This week’s new Blu-ray releases offer the choice between one of last year’s best-reviewed franchise blockbusters or the movie that (probably – I’m writing this in advance) won the Best Picture Oscar over the weekend. All things considered, that’s not a bad dilemma to face.
‘The Hunger Games: Catching Fire‘ – This Jennifer Lawrence girl, she’s really got somethin’, huh? Once people start noticing her, she’s gonna be a big star. I liked but didn’t quite love the first ‘Hunger Games’ movie. Most accounts say that the sequel does everything the previous one did right, and refines the things that didn’t work. The movie was partially shot with IMAX film stock, and the Blu-ray features a variable aspect ratio, a la ‘The Dark Knight’. The disc streets on Friday, and Best Buy will have SteelBook editions for both this one and the first movie.
‘12 Years a Slave‘ – Did I guess right, or did the Academy vote for ‘Gravity’ or ‘American Hustle’ over the harrowing slavery drama? After ‘Hunger’, ‘Shame’ and now this, it’s pretty clear that British director Steve McQueen (no, not the actor; he’s long dead) has a pretty bleak outlook on life. Why doesn’t he call himself Steven McQueen or Steven R. McQueen? He’s just trying to confuse people. Anyway, the movie’s supposed to be good. Hence the Best Picture hoopla.
‘Oldboy‘ – When it was announced that an American studio planned to remake the famous Korean revenge thriller, fanboys were outraged at the audacity that anyone would do such a thing. When it was announced that Spike Lee would direct, pretty much everyone was left perplexed at the decision. Why would the outspoken filmmaker want to make this movie (other than to cash a paycheck), and in what way is he at all a good fit for the material? Apparently, he wasn’t. Sony lost confidence in the project and dumped it into only a small handful of theaters last year. Reviews were scathing. Is it really that bad, or is it at least a fascinating failure?
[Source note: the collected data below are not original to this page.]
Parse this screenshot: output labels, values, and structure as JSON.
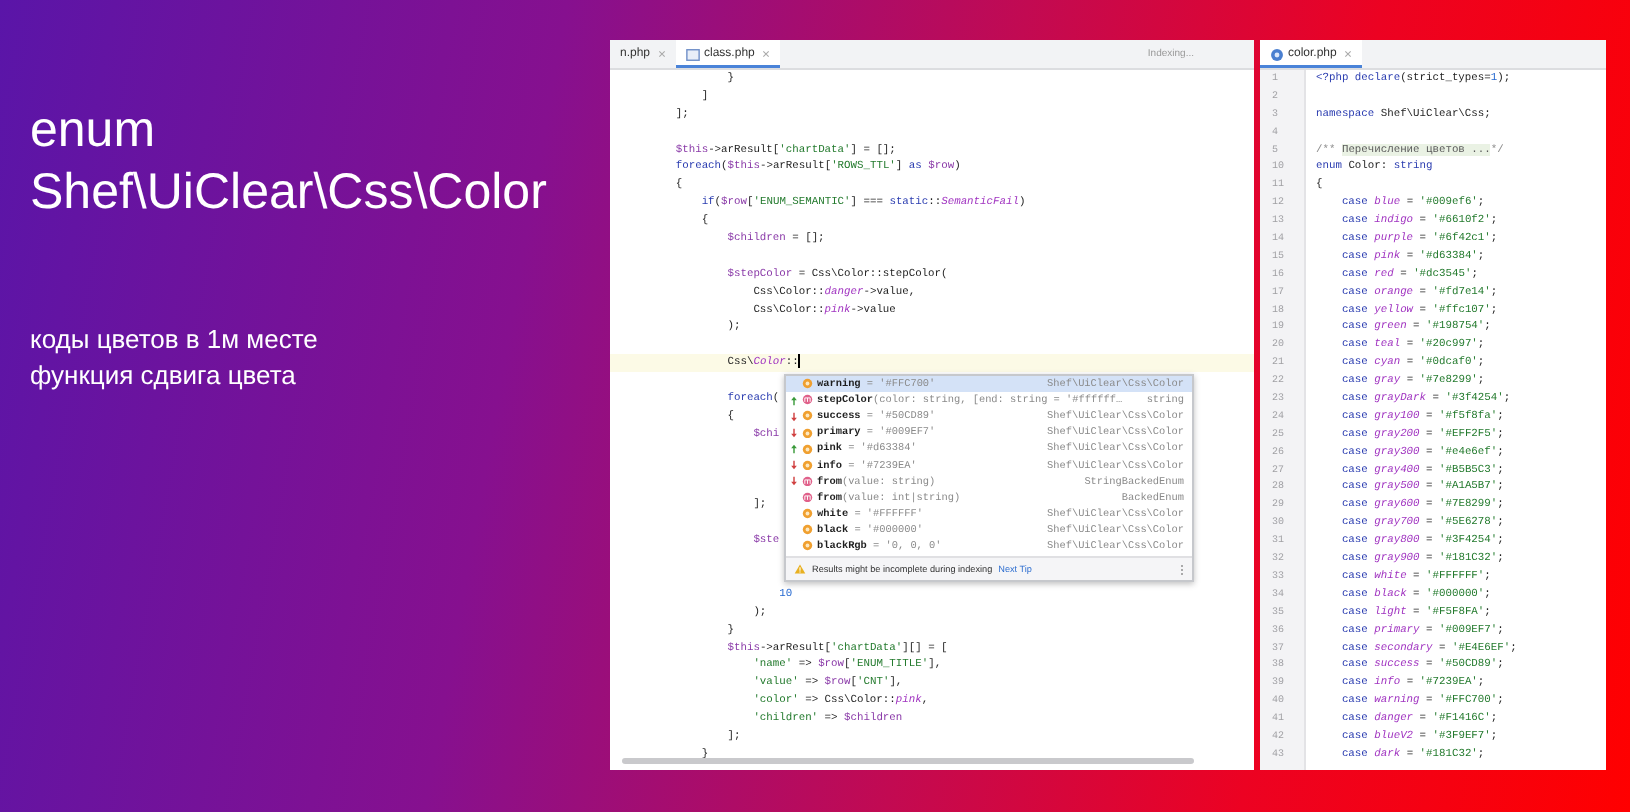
{
  "headline": [
    "enum",
    "Shef\\UiClear\\Css\\Color"
  ],
  "notes": [
    "коды цветов в 1м месте",
    "функция сдвига цвета"
  ],
  "left_editor": {
    "tabs": [
      {
        "label": "n.php",
        "selected": false
      },
      {
        "label": "class.php",
        "selected": true
      }
    ],
    "status": "Indexing...",
    "lines": [
      {
        "kind": "code",
        "current": false,
        "segments": [
          {
            "kind": "plain",
            "text": "                }"
          }
        ]
      },
      {
        "kind": "code",
        "current": false,
        "segments": [
          {
            "kind": "plain",
            "text": "            ]"
          }
        ]
      },
      {
        "kind": "code",
        "current": false,
        "segments": [
          {
            "kind": "plain",
            "text": "        ];"
          }
        ]
      },
      {
        "kind": "blank",
        "current": false
      },
      {
        "kind": "code",
        "current": false,
        "segments": [
          {
            "kind": "var",
            "text": "        $this"
          },
          {
            "kind": "plain",
            "text": "->arResult["
          },
          {
            "kind": "str",
            "text": "'chartData'"
          },
          {
            "kind": "plain",
            "text": "] = [];"
          }
        ]
      },
      {
        "kind": "code",
        "current": false,
        "segments": [
          {
            "kind": "kw",
            "text": "        foreach"
          },
          {
            "kind": "plain",
            "text": "("
          },
          {
            "kind": "var",
            "text": "$this"
          },
          {
            "kind": "plain",
            "text": "->arResult["
          },
          {
            "kind": "str",
            "text": "'ROWS_TTL'"
          },
          {
            "kind": "plain",
            "text": "] "
          },
          {
            "kind": "kw",
            "text": "as "
          },
          {
            "kind": "var",
            "text": "$row"
          },
          {
            "kind": "plain",
            "text": ")"
          }
        ]
      },
      {
        "kind": "code",
        "current": false,
        "segments": [
          {
            "kind": "plain",
            "text": "        {"
          }
        ]
      },
      {
        "kind": "code",
        "current": false,
        "segments": [
          {
            "kind": "kw",
            "text": "            if"
          },
          {
            "kind": "plain",
            "text": "("
          },
          {
            "kind": "var",
            "text": "$row"
          },
          {
            "kind": "plain",
            "text": "["
          },
          {
            "kind": "str",
            "text": "'ENUM_SEMANTIC'"
          },
          {
            "kind": "plain",
            "text": "] === "
          },
          {
            "kind": "kw",
            "text": "static"
          },
          {
            "kind": "plain",
            "text": "::"
          },
          {
            "kind": "const",
            "text": "SemanticFail"
          },
          {
            "kind": "plain",
            "text": ")"
          }
        ]
      },
      {
        "kind": "code",
        "current": false,
        "segments": [
          {
            "kind": "plain",
            "text": "            {"
          }
        ]
      },
      {
        "kind": "code",
        "current": false,
        "segments": [
          {
            "kind": "var",
            "text": "                $children"
          },
          {
            "kind": "plain",
            "text": " = [];"
          }
        ]
      },
      {
        "kind": "blank",
        "current": false
      },
      {
        "kind": "code",
        "current": false,
        "segments": [
          {
            "kind": "var",
            "text": "                $stepColor"
          },
          {
            "kind": "plain",
            "text": " = Css\\Color::stepColor("
          }
        ]
      },
      {
        "kind": "code",
        "current": false,
        "segments": [
          {
            "kind": "plain",
            "text": "                    Css\\Color::"
          },
          {
            "kind": "const",
            "text": "danger"
          },
          {
            "kind": "plain",
            "text": "->value,"
          }
        ]
      },
      {
        "kind": "code",
        "current": false,
        "segments": [
          {
            "kind": "plain",
            "text": "                    Css\\Color::"
          },
          {
            "kind": "const",
            "text": "pink"
          },
          {
            "kind": "plain",
            "text": "->value"
          }
        ]
      },
      {
        "kind": "code",
        "current": false,
        "segments": [
          {
            "kind": "plain",
            "text": "                );"
          }
        ]
      },
      {
        "kind": "blank",
        "current": false
      },
      {
        "kind": "code",
        "current": true,
        "segments": [
          {
            "kind": "plain",
            "text": "                Css\\"
          },
          {
            "kind": "const",
            "text": "Color"
          },
          {
            "kind": "plain",
            "text": "::"
          }
        ]
      },
      {
        "kind": "blank",
        "current": false
      },
      {
        "kind": "code",
        "current": false,
        "segments": [
          {
            "kind": "kw",
            "text": "                foreach"
          },
          {
            "kind": "plain",
            "text": "("
          }
        ]
      },
      {
        "kind": "code",
        "current": false,
        "segments": [
          {
            "kind": "plain",
            "text": "                {"
          }
        ]
      },
      {
        "kind": "code",
        "current": false,
        "segments": [
          {
            "kind": "var",
            "text": "                    $chi"
          }
        ]
      },
      {
        "kind": "blank",
        "current": false
      },
      {
        "kind": "blank",
        "current": false
      },
      {
        "kind": "blank",
        "current": false
      },
      {
        "kind": "code",
        "current": false,
        "segments": [
          {
            "kind": "plain",
            "text": "                    ];"
          }
        ]
      },
      {
        "kind": "blank",
        "current": false
      },
      {
        "kind": "code",
        "current": false,
        "segments": [
          {
            "kind": "var",
            "text": "                    $ste"
          }
        ]
      },
      {
        "kind": "blank",
        "current": false
      },
      {
        "kind": "blank",
        "current": false
      },
      {
        "kind": "code",
        "current": false,
        "segments": [
          {
            "kind": "num",
            "text": "                        10"
          }
        ]
      },
      {
        "kind": "code",
        "current": false,
        "segments": [
          {
            "kind": "plain",
            "text": "                    );"
          }
        ]
      },
      {
        "kind": "code",
        "current": false,
        "segments": [
          {
            "kind": "plain",
            "text": "                }"
          }
        ]
      },
      {
        "kind": "code",
        "current": false,
        "segments": [
          {
            "kind": "var",
            "text": "                $this"
          },
          {
            "kind": "plain",
            "text": "->arResult["
          },
          {
            "kind": "str",
            "text": "'chartData'"
          },
          {
            "kind": "plain",
            "text": "][] = ["
          }
        ]
      },
      {
        "kind": "code",
        "current": false,
        "segments": [
          {
            "kind": "str",
            "text": "                    'name'"
          },
          {
            "kind": "plain",
            "text": " => "
          },
          {
            "kind": "var",
            "text": "$row"
          },
          {
            "kind": "plain",
            "text": "["
          },
          {
            "kind": "str",
            "text": "'ENUM_TITLE'"
          },
          {
            "kind": "plain",
            "text": "],"
          }
        ]
      },
      {
        "kind": "code",
        "current": false,
        "segments": [
          {
            "kind": "str",
            "text": "                    'value'"
          },
          {
            "kind": "plain",
            "text": " => "
          },
          {
            "kind": "var",
            "text": "$row"
          },
          {
            "kind": "plain",
            "text": "["
          },
          {
            "kind": "str",
            "text": "'CNT'"
          },
          {
            "kind": "plain",
            "text": "],"
          }
        ]
      },
      {
        "kind": "code",
        "current": false,
        "segments": [
          {
            "kind": "str",
            "text": "                    'color'"
          },
          {
            "kind": "plain",
            "text": " => Css\\Color::"
          },
          {
            "kind": "const",
            "text": "pink"
          },
          {
            "kind": "plain",
            "text": ","
          }
        ]
      },
      {
        "kind": "code",
        "current": false,
        "segments": [
          {
            "kind": "str",
            "text": "                    'children'"
          },
          {
            "kind": "plain",
            "text": " => "
          },
          {
            "kind": "var",
            "text": "$children"
          }
        ]
      },
      {
        "kind": "code",
        "current": false,
        "segments": [
          {
            "kind": "plain",
            "text": "                ];"
          }
        ]
      },
      {
        "kind": "code",
        "current": false,
        "segments": [
          {
            "kind": "plain",
            "text": "            }"
          }
        ]
      }
    ],
    "completion": {
      "items": [
        {
          "kind": "field",
          "moved_up": false,
          "moved_down": false,
          "name": "warning",
          "detail": " = '#FFC700'",
          "type": "Shef\\UiClear\\Css\\Color",
          "selected": true
        },
        {
          "kind": "method",
          "moved_up": true,
          "moved_down": false,
          "name": "stepColor",
          "detail": "(color: string, [end: string = '#ffffff…",
          "type": "string",
          "selected": false
        },
        {
          "kind": "field",
          "moved_up": false,
          "moved_down": true,
          "name": "success",
          "detail": " = '#50CD89'",
          "type": "Shef\\UiClear\\Css\\Color",
          "selected": false
        },
        {
          "kind": "field",
          "moved_up": false,
          "moved_down": true,
          "name": "primary",
          "detail": " = '#009EF7'",
          "type": "Shef\\UiClear\\Css\\Color",
          "selected": false
        },
        {
          "kind": "field",
          "moved_up": true,
          "moved_down": false,
          "name": "pink",
          "detail": " = '#d63384'",
          "type": "Shef\\UiClear\\Css\\Color",
          "selected": false
        },
        {
          "kind": "field",
          "moved_up": false,
          "moved_down": true,
          "name": "info",
          "detail": " = '#7239EA'",
          "type": "Shef\\UiClear\\Css\\Color",
          "selected": false
        },
        {
          "kind": "method",
          "moved_up": false,
          "moved_down": true,
          "name": "from",
          "detail": "(value: string)",
          "type": "StringBackedEnum",
          "selected": false
        },
        {
          "kind": "method",
          "moved_up": false,
          "moved_down": false,
          "name": "from",
          "detail": "(value: int|string)",
          "type": "BackedEnum",
          "selected": false
        },
        {
          "kind": "field",
          "moved_up": false,
          "moved_down": false,
          "name": "white",
          "detail": " = '#FFFFFF'",
          "type": "Shef\\UiClear\\Css\\Color",
          "selected": false
        },
        {
          "kind": "field",
          "moved_up": false,
          "moved_down": false,
          "name": "black",
          "detail": " = '#000000'",
          "type": "Shef\\UiClear\\Css\\Color",
          "selected": false
        },
        {
          "kind": "field",
          "moved_up": false,
          "moved_down": false,
          "name": "blackRgb",
          "detail": " = '0, 0, 0'",
          "type": "Shef\\UiClear\\Css\\Color",
          "selected": false
        }
      ],
      "hint": "Results might be incomplete during indexing",
      "hint_link": "Next Tip"
    }
  },
  "right_editor": {
    "tabs": [
      {
        "label": "color.php",
        "selected": true
      }
    ],
    "lines": [
      {
        "number": "1",
        "segments": [
          {
            "kind": "kw",
            "text": "<?php declare"
          },
          {
            "kind": "plain",
            "text": "(strict_types="
          },
          {
            "kind": "num",
            "text": "1"
          },
          {
            "kind": "plain",
            "text": ");"
          }
        ]
      },
      {
        "number": "2"
      },
      {
        "number": "3",
        "segments": [
          {
            "kind": "kw",
            "text": "namespace"
          },
          {
            "kind": "plain",
            "text": " Shef\\UiClear\\Css;"
          }
        ]
      },
      {
        "number": "4"
      },
      {
        "number": "5",
        "segments": [
          {
            "kind": "comment",
            "text": "/** "
          },
          {
            "kind": "fold",
            "text": "Перечисление цветов ..."
          },
          {
            "kind": "comment",
            "text": "*/"
          }
        ]
      },
      {
        "number": "10",
        "segments": [
          {
            "kind": "kw",
            "text": "enum"
          },
          {
            "kind": "plain",
            "text": " Color: "
          },
          {
            "kind": "kw",
            "text": "string"
          }
        ]
      },
      {
        "number": "11",
        "segments": [
          {
            "kind": "plain",
            "text": "{"
          }
        ]
      },
      {
        "number": "12",
        "segments": [
          {
            "kind": "kw",
            "text": "    case "
          },
          {
            "kind": "const",
            "text": "blue"
          },
          {
            "kind": "plain",
            "text": " = "
          },
          {
            "kind": "str",
            "text": "'#009ef6'"
          },
          {
            "kind": "plain",
            "text": ";"
          }
        ]
      },
      {
        "number": "13",
        "segments": [
          {
            "kind": "kw",
            "text": "    case "
          },
          {
            "kind": "const",
            "text": "indigo"
          },
          {
            "kind": "plain",
            "text": " = "
          },
          {
            "kind": "str",
            "text": "'#6610f2'"
          },
          {
            "kind": "plain",
            "text": ";"
          }
        ]
      },
      {
        "number": "14",
        "segments": [
          {
            "kind": "kw",
            "text": "    case "
          },
          {
            "kind": "const",
            "text": "purple"
          },
          {
            "kind": "plain",
            "text": " = "
          },
          {
            "kind": "str",
            "text": "'#6f42c1'"
          },
          {
            "kind": "plain",
            "text": ";"
          }
        ]
      },
      {
        "number": "15",
        "segments": [
          {
            "kind": "kw",
            "text": "    case "
          },
          {
            "kind": "const",
            "text": "pink"
          },
          {
            "kind": "plain",
            "text": " = "
          },
          {
            "kind": "str",
            "text": "'#d63384'"
          },
          {
            "kind": "plain",
            "text": ";"
          }
        ]
      },
      {
        "number": "16",
        "segments": [
          {
            "kind": "kw",
            "text": "    case "
          },
          {
            "kind": "const",
            "text": "red"
          },
          {
            "kind": "plain",
            "text": " = "
          },
          {
            "kind": "str",
            "text": "'#dc3545'"
          },
          {
            "kind": "plain",
            "text": ";"
          }
        ]
      },
      {
        "number": "17",
        "segments": [
          {
            "kind": "kw",
            "text": "    case "
          },
          {
            "kind": "const",
            "text": "orange"
          },
          {
            "kind": "plain",
            "text": " = "
          },
          {
            "kind": "str",
            "text": "'#fd7e14'"
          },
          {
            "kind": "plain",
            "text": ";"
          }
        ]
      },
      {
        "number": "18",
        "segments": [
          {
            "kind": "kw",
            "text": "    case "
          },
          {
            "kind": "const",
            "text": "yellow"
          },
          {
            "kind": "plain",
            "text": " = "
          },
          {
            "kind": "str",
            "text": "'#ffc107'"
          },
          {
            "kind": "plain",
            "text": ";"
          }
        ]
      },
      {
        "number": "19",
        "segments": [
          {
            "kind": "kw",
            "text": "    case "
          },
          {
            "kind": "const",
            "text": "green"
          },
          {
            "kind": "plain",
            "text": " = "
          },
          {
            "kind": "str",
            "text": "'#198754'"
          },
          {
            "kind": "plain",
            "text": ";"
          }
        ]
      },
      {
        "number": "20",
        "segments": [
          {
            "kind": "kw",
            "text": "    case "
          },
          {
            "kind": "const",
            "text": "teal"
          },
          {
            "kind": "plain",
            "text": " = "
          },
          {
            "kind": "str",
            "text": "'#20c997'"
          },
          {
            "kind": "plain",
            "text": ";"
          }
        ]
      },
      {
        "number": "21",
        "segments": [
          {
            "kind": "kw",
            "text": "    case "
          },
          {
            "kind": "const",
            "text": "cyan"
          },
          {
            "kind": "plain",
            "text": " = "
          },
          {
            "kind": "str",
            "text": "'#0dcaf0'"
          },
          {
            "kind": "plain",
            "text": ";"
          }
        ]
      },
      {
        "number": "22",
        "segments": [
          {
            "kind": "kw",
            "text": "    case "
          },
          {
            "kind": "const",
            "text": "gray"
          },
          {
            "kind": "plain",
            "text": " = "
          },
          {
            "kind": "str",
            "text": "'#7e8299'"
          },
          {
            "kind": "plain",
            "text": ";"
          }
        ]
      },
      {
        "number": "23",
        "segments": [
          {
            "kind": "kw",
            "text": "    case "
          },
          {
            "kind": "const",
            "text": "grayDark"
          },
          {
            "kind": "plain",
            "text": " = "
          },
          {
            "kind": "str",
            "text": "'#3f4254'"
          },
          {
            "kind": "plain",
            "text": ";"
          }
        ]
      },
      {
        "number": "24",
        "segments": [
          {
            "kind": "kw",
            "text": "    case "
          },
          {
            "kind": "const",
            "text": "gray100"
          },
          {
            "kind": "plain",
            "text": " = "
          },
          {
            "kind": "str",
            "text": "'#f5f8fa'"
          },
          {
            "kind": "plain",
            "text": ";"
          }
        ]
      },
      {
        "number": "25",
        "segments": [
          {
            "kind": "kw",
            "text": "    case "
          },
          {
            "kind": "const",
            "text": "gray200"
          },
          {
            "kind": "plain",
            "text": " = "
          },
          {
            "kind": "str",
            "text": "'#EFF2F5'"
          },
          {
            "kind": "plain",
            "text": ";"
          }
        ]
      },
      {
        "number": "26",
        "segments": [
          {
            "kind": "kw",
            "text": "    case "
          },
          {
            "kind": "const",
            "text": "gray300"
          },
          {
            "kind": "plain",
            "text": " = "
          },
          {
            "kind": "str",
            "text": "'#e4e6ef'"
          },
          {
            "kind": "plain",
            "text": ";"
          }
        ]
      },
      {
        "number": "27",
        "segments": [
          {
            "kind": "kw",
            "text": "    case "
          },
          {
            "kind": "const",
            "text": "gray400"
          },
          {
            "kind": "plain",
            "text": " = "
          },
          {
            "kind": "str",
            "text": "'#B5B5C3'"
          },
          {
            "kind": "plain",
            "text": ";"
          }
        ]
      },
      {
        "number": "28",
        "segments": [
          {
            "kind": "kw",
            "text": "    case "
          },
          {
            "kind": "const",
            "text": "gray500"
          },
          {
            "kind": "plain",
            "text": " = "
          },
          {
            "kind": "str",
            "text": "'#A1A5B7'"
          },
          {
            "kind": "plain",
            "text": ";"
          }
        ]
      },
      {
        "number": "29",
        "segments": [
          {
            "kind": "kw",
            "text": "    case "
          },
          {
            "kind": "const",
            "text": "gray600"
          },
          {
            "kind": "plain",
            "text": " = "
          },
          {
            "kind": "str",
            "text": "'#7E8299'"
          },
          {
            "kind": "plain",
            "text": ";"
          }
        ]
      },
      {
        "number": "30",
        "segments": [
          {
            "kind": "kw",
            "text": "    case "
          },
          {
            "kind": "const",
            "text": "gray700"
          },
          {
            "kind": "plain",
            "text": " = "
          },
          {
            "kind": "str",
            "text": "'#5E6278'"
          },
          {
            "kind": "plain",
            "text": ";"
          }
        ]
      },
      {
        "number": "31",
        "segments": [
          {
            "kind": "kw",
            "text": "    case "
          },
          {
            "kind": "const",
            "text": "gray800"
          },
          {
            "kind": "plain",
            "text": " = "
          },
          {
            "kind": "str",
            "text": "'#3F4254'"
          },
          {
            "kind": "plain",
            "text": ";"
          }
        ]
      },
      {
        "number": "32",
        "segments": [
          {
            "kind": "kw",
            "text": "    case "
          },
          {
            "kind": "const",
            "text": "gray900"
          },
          {
            "kind": "plain",
            "text": " = "
          },
          {
            "kind": "str",
            "text": "'#181C32'"
          },
          {
            "kind": "plain",
            "text": ";"
          }
        ]
      },
      {
        "number": "33",
        "segments": [
          {
            "kind": "kw",
            "text": "    case "
          },
          {
            "kind": "const",
            "text": "white"
          },
          {
            "kind": "plain",
            "text": " = "
          },
          {
            "kind": "str",
            "text": "'#FFFFFF'"
          },
          {
            "kind": "plain",
            "text": ";"
          }
        ]
      },
      {
        "number": "34",
        "segments": [
          {
            "kind": "kw",
            "text": "    case "
          },
          {
            "kind": "const",
            "text": "black"
          },
          {
            "kind": "plain",
            "text": " = "
          },
          {
            "kind": "str",
            "text": "'#000000'"
          },
          {
            "kind": "plain",
            "text": ";"
          }
        ]
      },
      {
        "number": "35",
        "segments": [
          {
            "kind": "kw",
            "text": "    case "
          },
          {
            "kind": "const",
            "text": "light"
          },
          {
            "kind": "plain",
            "text": " = "
          },
          {
            "kind": "str",
            "text": "'#F5F8FA'"
          },
          {
            "kind": "plain",
            "text": ";"
          }
        ]
      },
      {
        "number": "36",
        "segments": [
          {
            "kind": "kw",
            "text": "    case "
          },
          {
            "kind": "const",
            "text": "primary"
          },
          {
            "kind": "plain",
            "text": " = "
          },
          {
            "kind": "str",
            "text": "'#009EF7'"
          },
          {
            "kind": "plain",
            "text": ";"
          }
        ]
      },
      {
        "number": "37",
        "segments": [
          {
            "kind": "kw",
            "text": "    case "
          },
          {
            "kind": "const",
            "text": "secondary"
          },
          {
            "kind": "plain",
            "text": " = "
          },
          {
            "kind": "str",
            "text": "'#E4E6EF'"
          },
          {
            "kind": "plain",
            "text": ";"
          }
        ]
      },
      {
        "number": "38",
        "segments": [
          {
            "kind": "kw",
            "text": "    case "
          },
          {
            "kind": "const",
            "text": "success"
          },
          {
            "kind": "plain",
            "text": " = "
          },
          {
            "kind": "str",
            "text": "'#50CD89'"
          },
          {
            "kind": "plain",
            "text": ";"
          }
        ]
      },
      {
        "number": "39",
        "segments": [
          {
            "kind": "kw",
            "text": "    case "
          },
          {
            "kind": "const",
            "text": "info"
          },
          {
            "kind": "plain",
            "text": " = "
          },
          {
            "kind": "str",
            "text": "'#7239EA'"
          },
          {
            "kind": "plain",
            "text": ";"
          }
        ]
      },
      {
        "number": "40",
        "segments": [
          {
            "kind": "kw",
            "text": "    case "
          },
          {
            "kind": "const",
            "text": "warning"
          },
          {
            "kind": "plain",
            "text": " = "
          },
          {
            "kind": "str",
            "text": "'#FFC700'"
          },
          {
            "kind": "plain",
            "text": ";"
          }
        ]
      },
      {
        "number": "41",
        "segments": [
          {
            "kind": "kw",
            "text": "    case "
          },
          {
            "kind": "const",
            "text": "danger"
          },
          {
            "kind": "plain",
            "text": " = "
          },
          {
            "kind": "str",
            "text": "'#F1416C'"
          },
          {
            "kind": "plain",
            "text": ";"
          }
        ]
      },
      {
        "number": "42",
        "segments": [
          {
            "kind": "kw",
            "text": "    case "
          },
          {
            "kind": "const",
            "text": "blueV2"
          },
          {
            "kind": "plain",
            "text": " = "
          },
          {
            "kind": "str",
            "text": "'#3F9EF7'"
          },
          {
            "kind": "plain",
            "text": ";"
          }
        ]
      },
      {
        "number": "43",
        "segments": [
          {
            "kind": "kw",
            "text": "    case "
          },
          {
            "kind": "const",
            "text": "dark"
          },
          {
            "kind": "plain",
            "text": " = "
          },
          {
            "kind": "str",
            "text": "'#181C32'"
          },
          {
            "kind": "plain",
            "text": ";"
          }
        ]
      }
    ]
  }
}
I’m almost intrigued enough to want to find out for myself.
‘The Grandmaster‘ – Chinese art house favorite Wong Kar Wai (‘Chunking Express’, ‘In the Mood for Love’) hasn’t made a martial arts drama since his 1994 ‘Ashes of Time’. He returned to the genre last year with a bio-pic about Ip Man, the famed master whose story was just recently told in a couple of popular films starring Donnie Yen. The director reportedly spent nearly a decade putting the movie together, upon which the Weinstein Company hacked out half an hour and jumbled the other footage around for the North American release. I’m fairly certain that this Blu-ray is the Weinstein cut. Wong’s original longer cut was previously released on Blu-ray overseas. Reviews for both versions were pretty mixed, with complaints that it’s lovely to look at but lethargic and ponderous.
‘The Last Days on Mars‘ – Liev Schreiber stars in this mini-budget sci-fi indie that wants to be the next ‘Moon’. It did not succeed at that. The film grossed $24,084 at the domestic box office. That’s right, thousand, not million. Whether this is really a reflection on the quality of the movie or not, I can’t say, but the image of an unshaven Schreiber in a space helmet looks kind of silly, and the plot description sounds like a mish-mash of dozens of movies you’ve probably already seen, half of which weren’t very good the first time around (including ‘Mission to Mars’, ‘Red Planet’ and ‘Prometheus’).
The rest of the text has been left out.